Management Goals & Treatments
maintain relatively unchanged conditions over time
Management Goals:
Preserve current species richness, but shift towards historic (1940s) species composition and stand structure: reduction of sub-alpine fir and promotion of Douglas-fir, spruce, and deciduous
Maintain or improve forest health
Maintain or enhance forest structural and age diversity, including larger diameter spruce and Douglas-fir
Strategies & Approaches:
Modified/hybrid group selection system
Retain ~15 m2/ha basal area, including “veteran trees”

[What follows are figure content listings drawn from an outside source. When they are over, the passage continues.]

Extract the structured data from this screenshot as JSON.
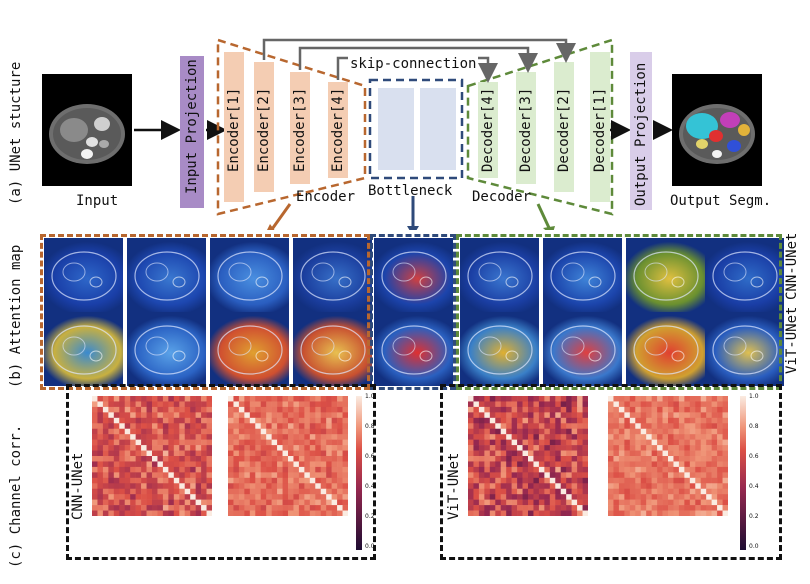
{
  "section_labels": {
    "a": "(a) UNet stucture",
    "b": "(b) Attention map",
    "c": "(c) Channel corr."
  },
  "row_labels": {
    "cnn": "CNN-UNet",
    "vit": "ViT-UNet"
  },
  "pipeline": {
    "input_label": "Input",
    "output_label": "Output Segm.",
    "input_projection": "Input Projection",
    "output_projection": "Output Projection",
    "encoders": [
      "Encoder[1]",
      "Encoder[2]",
      "Encoder[3]",
      "Encoder[4]"
    ],
    "decoders": [
      "Decoder[4]",
      "Decoder[3]",
      "Decoder[2]",
      "Decoder[1]"
    ],
    "skip_connection": "skip-connection",
    "encoder_label": "Encoder",
    "bottleneck_label": "Bottleneck",
    "decoder_label": "Decoder"
  },
  "colorbar_ticks": [
    "1.0",
    "0.8",
    "0.6",
    "0.4",
    "0.2",
    "0.0"
  ],
  "colors": {
    "encoder_fill": "#f4cdb3",
    "encoder_border": "#b8672f",
    "decoder_fill": "#dbeccf",
    "decoder_border": "#5e8a3a",
    "bottleneck_fill": "#d9e0ef",
    "bottleneck_border": "#2f4a7a",
    "projection_fill": "#a88bc6",
    "projection_light": "#d9cde9"
  }
}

Plant locally-sourced Douglas-fir on mesic and drier sites, and hybrid white spruce on wetter sites
Leave coarse woody debris, particularly larger diameter pieces
allow some change in current conditions, but encourage eventual return to original conditions
Management Goals:
Enhance present species diversity by increasing hardwood relative abundance in overstory
Reduce fire risk and decrease ladder fuels
Increase resilience to pests and pathogens
Strategies & Approaches:
Variable matrix of skips and gaps with flexibility to adapt to microsites
Variable gap size from 0.1 – 1 ha.
Lower residual basal area of 10-15 m2/ha to reduce drought stress
Thinning from below for vigor and to remove ladder fuels and light thinning from above of softwoods to shift overstory composition
Plant Douglas-fir, hybrid white spruce, and pine from a diversity of future-adapted southern sources
Promote natural regeneration of aspen in openings
actively facilitate change to encourage adaptive responses
Management Goals:
Maintain current diversity, while promoting future-adapted species
Select and manage current and novel species carefully for present and future pests and pathogens
Consideration of long-term carbon storage with increased cedar and hemlock
Strategies & Approaches:
Shelterwood system with a lower residual basal area of 5-10 m2/ha.
Plant future-adapted species:
current: Douglas-fir, lodgepole pine, birch, aspen
novel: western red cedar, western hemlock, ponderosa pine, western larch
Leave hardwoods to shift relative abundance
allow forests to respond to climate change without direct management intervention
Since climate change impacts all forests globally, we cannot maintain a true “control.” With this in mind, we consider an approach in which forests are allowed to respond to climate change in the absence of direct silvicultural intervention as an appropriate baseline for many questions.